President-elect Donald Trump’s proposed tax cuts will primarily serve the middle class and will not include an absolute tax cut for the wealthy, Steven Mnuchin told CNBC on Wednesday, shortly after confirming he has been chosen to head the Treasury Department.
“Any reductions we have in upper-income taxes will be offset by less deductions so that there will be no absolute tax cut for the upper class,” Mnuchin said in an interview on “Squawk Box.”
Some deductions, like those applied to mortgages and some charities, would likely still be accepted, Mnuchin said. “We’ll cap mortgage interest but allow some deductibility,” he said.

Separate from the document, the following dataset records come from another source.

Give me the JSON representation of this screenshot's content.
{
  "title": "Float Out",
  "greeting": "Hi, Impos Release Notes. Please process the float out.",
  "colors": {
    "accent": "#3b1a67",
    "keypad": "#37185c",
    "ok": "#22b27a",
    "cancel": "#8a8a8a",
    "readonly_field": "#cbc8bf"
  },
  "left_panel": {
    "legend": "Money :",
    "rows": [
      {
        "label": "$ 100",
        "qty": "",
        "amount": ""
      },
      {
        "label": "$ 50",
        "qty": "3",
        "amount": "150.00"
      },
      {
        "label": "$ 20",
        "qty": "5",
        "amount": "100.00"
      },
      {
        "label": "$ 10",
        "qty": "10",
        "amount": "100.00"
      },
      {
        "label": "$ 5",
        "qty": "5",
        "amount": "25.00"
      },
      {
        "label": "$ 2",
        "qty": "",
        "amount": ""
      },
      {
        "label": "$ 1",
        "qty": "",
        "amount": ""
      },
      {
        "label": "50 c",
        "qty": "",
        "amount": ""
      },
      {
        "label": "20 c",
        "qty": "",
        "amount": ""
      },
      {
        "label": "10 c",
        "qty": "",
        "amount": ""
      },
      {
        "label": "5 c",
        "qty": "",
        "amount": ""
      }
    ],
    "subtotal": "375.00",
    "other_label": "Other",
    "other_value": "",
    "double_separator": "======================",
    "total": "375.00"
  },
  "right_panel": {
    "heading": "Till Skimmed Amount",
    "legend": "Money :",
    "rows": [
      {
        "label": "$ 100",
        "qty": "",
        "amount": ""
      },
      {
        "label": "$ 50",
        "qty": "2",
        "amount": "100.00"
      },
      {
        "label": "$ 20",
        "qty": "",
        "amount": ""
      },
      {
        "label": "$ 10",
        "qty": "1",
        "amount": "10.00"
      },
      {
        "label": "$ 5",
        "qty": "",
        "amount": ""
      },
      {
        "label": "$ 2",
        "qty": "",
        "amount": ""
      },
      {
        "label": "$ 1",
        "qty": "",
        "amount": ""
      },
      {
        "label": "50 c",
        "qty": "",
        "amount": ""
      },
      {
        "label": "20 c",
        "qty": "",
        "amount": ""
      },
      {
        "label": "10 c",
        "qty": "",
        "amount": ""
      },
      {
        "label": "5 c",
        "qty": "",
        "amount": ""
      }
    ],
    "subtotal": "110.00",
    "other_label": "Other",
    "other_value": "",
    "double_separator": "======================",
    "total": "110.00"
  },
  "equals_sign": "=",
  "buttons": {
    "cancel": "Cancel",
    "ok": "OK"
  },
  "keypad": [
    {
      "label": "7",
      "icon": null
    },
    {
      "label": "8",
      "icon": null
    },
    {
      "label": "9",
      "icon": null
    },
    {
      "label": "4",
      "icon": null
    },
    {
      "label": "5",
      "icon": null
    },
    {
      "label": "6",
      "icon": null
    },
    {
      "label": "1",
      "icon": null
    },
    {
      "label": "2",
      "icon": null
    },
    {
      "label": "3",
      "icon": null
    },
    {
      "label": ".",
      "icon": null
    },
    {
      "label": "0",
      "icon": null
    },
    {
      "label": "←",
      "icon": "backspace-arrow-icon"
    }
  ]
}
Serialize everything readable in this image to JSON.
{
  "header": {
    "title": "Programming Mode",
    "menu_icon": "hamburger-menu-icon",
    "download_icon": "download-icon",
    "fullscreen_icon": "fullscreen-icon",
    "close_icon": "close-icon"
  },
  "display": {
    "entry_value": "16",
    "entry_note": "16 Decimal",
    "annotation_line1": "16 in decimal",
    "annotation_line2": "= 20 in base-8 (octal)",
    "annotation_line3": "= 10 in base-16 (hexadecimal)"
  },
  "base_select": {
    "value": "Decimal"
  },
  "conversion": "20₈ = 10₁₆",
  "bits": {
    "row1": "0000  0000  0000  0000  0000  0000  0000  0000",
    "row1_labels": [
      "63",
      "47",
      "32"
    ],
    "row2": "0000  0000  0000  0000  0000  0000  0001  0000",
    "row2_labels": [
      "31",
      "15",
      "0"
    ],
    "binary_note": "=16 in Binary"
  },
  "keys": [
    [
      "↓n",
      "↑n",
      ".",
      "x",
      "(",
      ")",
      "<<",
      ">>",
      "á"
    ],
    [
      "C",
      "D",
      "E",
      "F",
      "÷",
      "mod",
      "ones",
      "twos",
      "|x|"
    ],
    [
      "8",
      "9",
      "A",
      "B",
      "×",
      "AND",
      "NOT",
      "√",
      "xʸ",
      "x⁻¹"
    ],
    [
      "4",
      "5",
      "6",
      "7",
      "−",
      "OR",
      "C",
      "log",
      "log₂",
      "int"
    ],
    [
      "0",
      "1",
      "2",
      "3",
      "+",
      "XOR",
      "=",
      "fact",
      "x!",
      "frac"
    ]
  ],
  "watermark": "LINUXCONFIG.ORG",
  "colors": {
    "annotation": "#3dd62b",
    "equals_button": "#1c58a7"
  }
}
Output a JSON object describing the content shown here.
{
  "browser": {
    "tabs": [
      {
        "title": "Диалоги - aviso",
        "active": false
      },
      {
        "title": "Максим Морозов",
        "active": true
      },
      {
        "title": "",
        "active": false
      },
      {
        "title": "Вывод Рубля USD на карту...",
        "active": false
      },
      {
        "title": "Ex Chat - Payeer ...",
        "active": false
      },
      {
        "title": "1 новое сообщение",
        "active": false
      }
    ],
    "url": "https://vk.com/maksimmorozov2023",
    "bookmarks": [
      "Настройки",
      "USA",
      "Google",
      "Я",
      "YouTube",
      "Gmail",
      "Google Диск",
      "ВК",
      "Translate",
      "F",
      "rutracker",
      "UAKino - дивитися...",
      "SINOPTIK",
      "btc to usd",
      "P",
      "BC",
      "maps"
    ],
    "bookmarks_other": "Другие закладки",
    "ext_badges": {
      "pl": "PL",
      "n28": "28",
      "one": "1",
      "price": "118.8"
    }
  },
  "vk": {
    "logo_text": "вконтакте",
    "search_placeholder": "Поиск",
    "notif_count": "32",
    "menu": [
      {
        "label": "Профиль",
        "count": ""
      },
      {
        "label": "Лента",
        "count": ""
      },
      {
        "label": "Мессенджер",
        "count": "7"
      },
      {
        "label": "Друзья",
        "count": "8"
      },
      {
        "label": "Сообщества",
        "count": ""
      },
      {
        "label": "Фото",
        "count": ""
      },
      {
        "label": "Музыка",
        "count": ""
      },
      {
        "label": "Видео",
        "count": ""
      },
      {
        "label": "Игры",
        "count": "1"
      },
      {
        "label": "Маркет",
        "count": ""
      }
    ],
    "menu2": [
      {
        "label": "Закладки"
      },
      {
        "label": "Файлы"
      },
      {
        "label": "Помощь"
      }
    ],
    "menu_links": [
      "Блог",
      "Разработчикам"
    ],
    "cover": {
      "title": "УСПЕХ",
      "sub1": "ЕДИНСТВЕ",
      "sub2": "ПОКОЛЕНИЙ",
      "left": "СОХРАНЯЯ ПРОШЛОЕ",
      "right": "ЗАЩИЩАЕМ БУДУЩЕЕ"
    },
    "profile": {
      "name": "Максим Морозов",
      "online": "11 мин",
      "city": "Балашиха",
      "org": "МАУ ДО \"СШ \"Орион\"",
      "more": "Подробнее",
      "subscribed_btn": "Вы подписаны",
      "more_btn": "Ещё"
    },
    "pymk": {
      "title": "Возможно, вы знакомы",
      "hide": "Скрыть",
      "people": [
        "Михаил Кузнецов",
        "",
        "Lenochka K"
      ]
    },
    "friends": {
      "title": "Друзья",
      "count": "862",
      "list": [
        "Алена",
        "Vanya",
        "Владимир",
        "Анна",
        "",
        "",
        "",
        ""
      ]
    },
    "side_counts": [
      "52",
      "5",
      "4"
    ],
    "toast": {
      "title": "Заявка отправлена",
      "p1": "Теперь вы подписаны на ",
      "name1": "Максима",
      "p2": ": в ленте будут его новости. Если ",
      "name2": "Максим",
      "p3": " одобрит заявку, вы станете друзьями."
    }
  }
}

Mnuchin rebutted a claim that parts of the middle class, especially single-parent households, may ultimately pay more under Trump’s new tax plan.
“When we work with Congress and go through this, it will be very clear. This is a middle-income tax cut. And the child care credit is a big aspect of this,” he said.
The Tax Policy Center’s analysis of Trump’s tax plan found that the top 0.1 percent of the taxpayer population, the individuals who earn the highest incomes in the country, would receive an average tax cut of more than 14 percent of after-tax income.
According to the analysis, “households in the middle fifth of the income distribution would receive an average tax cut of … 1.8 percent of after-tax income,” and the poorest households would see their taxes decline by less that 1 percent of after-tax income.